11. The computer of claim 10, wherein the execution unit is further configured: to run a set of virus samples of the plurality of virus families; to record an API type and API call order called during the running of the set of virus samples; to generate the plurality of characteristic API call sequences by using the recorded API type and the recorded API call order; and to establish a feature library of the plurality of characteristic API call sequences.

12. The computer of claim 11, wherein the execution unit is further configured to simulate a physical triggering event that is used to activate the running of a virus during the running of the virus sample and the running of the set of virus samples.

13. The computer of claim 11, wherein, based on the matching result, the API call sequence of the virus sample matches to an extent at least one of the plurality of characteristic API call sequences that respectively correspond to the plurality of virus families, wherein the matching unit is further configured to:

determine a first API type and API call order called for each one of the plurality of virus families;

determine a second API type and API call order called for the virus sample;

for each one of the plurality of virus families, calculate a matching rate between the first and the second API types and API call orders; and

wherein the recognition unit is further configured to determine the API call sequence of the virus sample matches at least one of the plurality of characteristic API call sequences by the matching rate meeting a first set limit.

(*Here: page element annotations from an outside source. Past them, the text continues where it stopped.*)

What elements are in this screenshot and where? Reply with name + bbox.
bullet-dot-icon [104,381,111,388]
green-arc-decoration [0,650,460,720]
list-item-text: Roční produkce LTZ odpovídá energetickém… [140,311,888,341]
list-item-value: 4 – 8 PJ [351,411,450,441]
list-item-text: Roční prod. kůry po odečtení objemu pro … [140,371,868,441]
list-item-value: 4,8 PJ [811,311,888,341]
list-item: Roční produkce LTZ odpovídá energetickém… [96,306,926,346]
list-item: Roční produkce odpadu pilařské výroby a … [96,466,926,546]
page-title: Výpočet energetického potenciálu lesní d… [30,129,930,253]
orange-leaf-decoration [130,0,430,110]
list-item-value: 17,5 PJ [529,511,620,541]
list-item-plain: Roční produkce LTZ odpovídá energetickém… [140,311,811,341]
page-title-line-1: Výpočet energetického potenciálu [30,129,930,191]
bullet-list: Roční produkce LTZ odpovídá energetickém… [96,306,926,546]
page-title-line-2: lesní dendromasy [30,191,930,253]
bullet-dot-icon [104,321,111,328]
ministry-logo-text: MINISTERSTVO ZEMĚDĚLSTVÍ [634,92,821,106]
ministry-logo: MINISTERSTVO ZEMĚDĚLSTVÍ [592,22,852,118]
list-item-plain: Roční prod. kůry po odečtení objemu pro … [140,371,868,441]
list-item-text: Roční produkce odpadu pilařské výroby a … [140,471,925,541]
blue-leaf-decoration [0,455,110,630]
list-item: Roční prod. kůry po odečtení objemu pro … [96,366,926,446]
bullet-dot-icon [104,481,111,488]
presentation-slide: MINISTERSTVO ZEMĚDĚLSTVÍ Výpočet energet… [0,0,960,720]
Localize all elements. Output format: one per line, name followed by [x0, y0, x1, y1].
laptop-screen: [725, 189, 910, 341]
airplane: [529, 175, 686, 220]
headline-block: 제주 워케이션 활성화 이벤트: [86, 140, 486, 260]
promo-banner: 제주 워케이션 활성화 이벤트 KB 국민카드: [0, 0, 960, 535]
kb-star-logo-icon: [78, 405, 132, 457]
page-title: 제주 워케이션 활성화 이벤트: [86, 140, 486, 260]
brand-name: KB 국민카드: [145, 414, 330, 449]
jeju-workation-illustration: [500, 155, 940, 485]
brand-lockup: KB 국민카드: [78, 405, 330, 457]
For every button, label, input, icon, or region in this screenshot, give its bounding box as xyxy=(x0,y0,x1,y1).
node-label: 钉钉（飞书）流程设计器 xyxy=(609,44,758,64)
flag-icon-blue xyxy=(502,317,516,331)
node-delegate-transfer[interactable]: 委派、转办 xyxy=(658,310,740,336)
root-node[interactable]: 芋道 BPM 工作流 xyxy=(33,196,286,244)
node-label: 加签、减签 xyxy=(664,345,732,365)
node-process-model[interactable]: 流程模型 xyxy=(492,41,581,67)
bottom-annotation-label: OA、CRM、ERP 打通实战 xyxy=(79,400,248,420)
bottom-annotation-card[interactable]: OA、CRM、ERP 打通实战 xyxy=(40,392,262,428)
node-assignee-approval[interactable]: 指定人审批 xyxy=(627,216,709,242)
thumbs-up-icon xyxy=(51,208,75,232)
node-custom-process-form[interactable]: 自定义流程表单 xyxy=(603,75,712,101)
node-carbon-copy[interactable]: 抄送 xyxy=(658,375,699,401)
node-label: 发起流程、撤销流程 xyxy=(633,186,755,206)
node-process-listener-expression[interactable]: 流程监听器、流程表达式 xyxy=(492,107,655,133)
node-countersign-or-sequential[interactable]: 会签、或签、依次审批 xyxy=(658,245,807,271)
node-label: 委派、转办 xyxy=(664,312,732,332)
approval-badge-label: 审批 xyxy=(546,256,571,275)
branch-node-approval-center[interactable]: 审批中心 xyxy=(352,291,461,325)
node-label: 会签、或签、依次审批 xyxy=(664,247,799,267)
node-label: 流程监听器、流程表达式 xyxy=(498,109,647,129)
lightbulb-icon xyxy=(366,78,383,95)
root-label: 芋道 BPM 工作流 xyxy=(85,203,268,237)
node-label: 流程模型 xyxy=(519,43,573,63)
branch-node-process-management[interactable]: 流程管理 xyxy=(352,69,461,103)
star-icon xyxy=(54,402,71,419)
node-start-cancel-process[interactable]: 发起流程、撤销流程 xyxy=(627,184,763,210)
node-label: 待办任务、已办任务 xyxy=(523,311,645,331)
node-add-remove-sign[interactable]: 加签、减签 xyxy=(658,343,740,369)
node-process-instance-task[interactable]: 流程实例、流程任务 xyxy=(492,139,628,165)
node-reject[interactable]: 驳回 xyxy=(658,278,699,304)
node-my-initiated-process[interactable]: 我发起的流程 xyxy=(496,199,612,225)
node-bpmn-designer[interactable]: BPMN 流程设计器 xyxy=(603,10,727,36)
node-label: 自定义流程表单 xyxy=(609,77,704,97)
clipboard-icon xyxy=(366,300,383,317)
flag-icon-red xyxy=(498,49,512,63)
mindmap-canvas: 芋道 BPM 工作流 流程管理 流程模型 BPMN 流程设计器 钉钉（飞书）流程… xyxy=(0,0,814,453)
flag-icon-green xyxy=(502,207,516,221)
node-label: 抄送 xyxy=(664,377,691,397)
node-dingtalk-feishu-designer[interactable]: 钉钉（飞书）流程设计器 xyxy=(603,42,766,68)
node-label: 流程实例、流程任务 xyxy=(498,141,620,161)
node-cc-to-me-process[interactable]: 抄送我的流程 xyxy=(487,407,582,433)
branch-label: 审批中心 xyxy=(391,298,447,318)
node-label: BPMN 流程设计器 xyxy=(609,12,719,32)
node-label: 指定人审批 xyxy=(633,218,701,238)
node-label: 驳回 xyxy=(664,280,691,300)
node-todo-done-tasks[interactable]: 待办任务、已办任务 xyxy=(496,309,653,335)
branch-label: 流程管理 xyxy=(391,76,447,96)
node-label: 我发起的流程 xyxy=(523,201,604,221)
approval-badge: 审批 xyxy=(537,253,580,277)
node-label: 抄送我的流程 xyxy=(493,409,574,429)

14. The computer of claim 13, wherein the matching rate does not meet the first set limit in accordance with a notice produced by the recognition unit, wherein the matching unit is further configured to:

obtain a key API call sequence of at least one of plurality of virus families;

determine a third API type and API call order called for the at least one of the plurality of virus families by using the key API call sequence, wherein the key API call sequence includes a key API selected from a characteristic API call sequence that respectively corresponds to the at least one of the plurality of virus families, wherein the key API is preset and able to affect safe operation of a system; and

generate a second matching result by calculating a second matching rate between the second and the third API types and API call orders.

15. The computer of claim 14, wherein the recognition unit is further configured to determine whether the API call sequence of the virus sample matches the key API call sequence by determining whether the second matching rate meets a second set limit.

16. The computer of claim 14, wherein the recognition unit is further configured to present the second matching result to a sender of the virus sample and to determine whether the API call sequence of the virus sample matches the key API call sequence based on a feedback from the sender.

17. The computer of claim 16, wherein the sender includes a client.

18. The computer of claim 13, wherein the matching unit is further configured to calculate the matching rate by using a string matching algorithm.

19. A method of identifying computer virus variants, the method comprising:

performing a first matching procedure between an API call sequence of a virus sample and a plurality of characteristic API call sequences that respectively correspond to a plurality of virus families to generate a first matching result including a first matching rate; and

if the first matching rate does not meet a first set limit, performing a second matching procedure between the API call sequence of the virus sample and a key API call sequence of at least one of the plurality of virus families to generate a second matching result including a second matching rate; and

using at least one of the first matching result or the second matching result to determine whether the virus sample is a virus variant.

20. The method of claim 19, further comprising:

calculating at least one of the first matching result or the second matching result by using a string matching algorithm.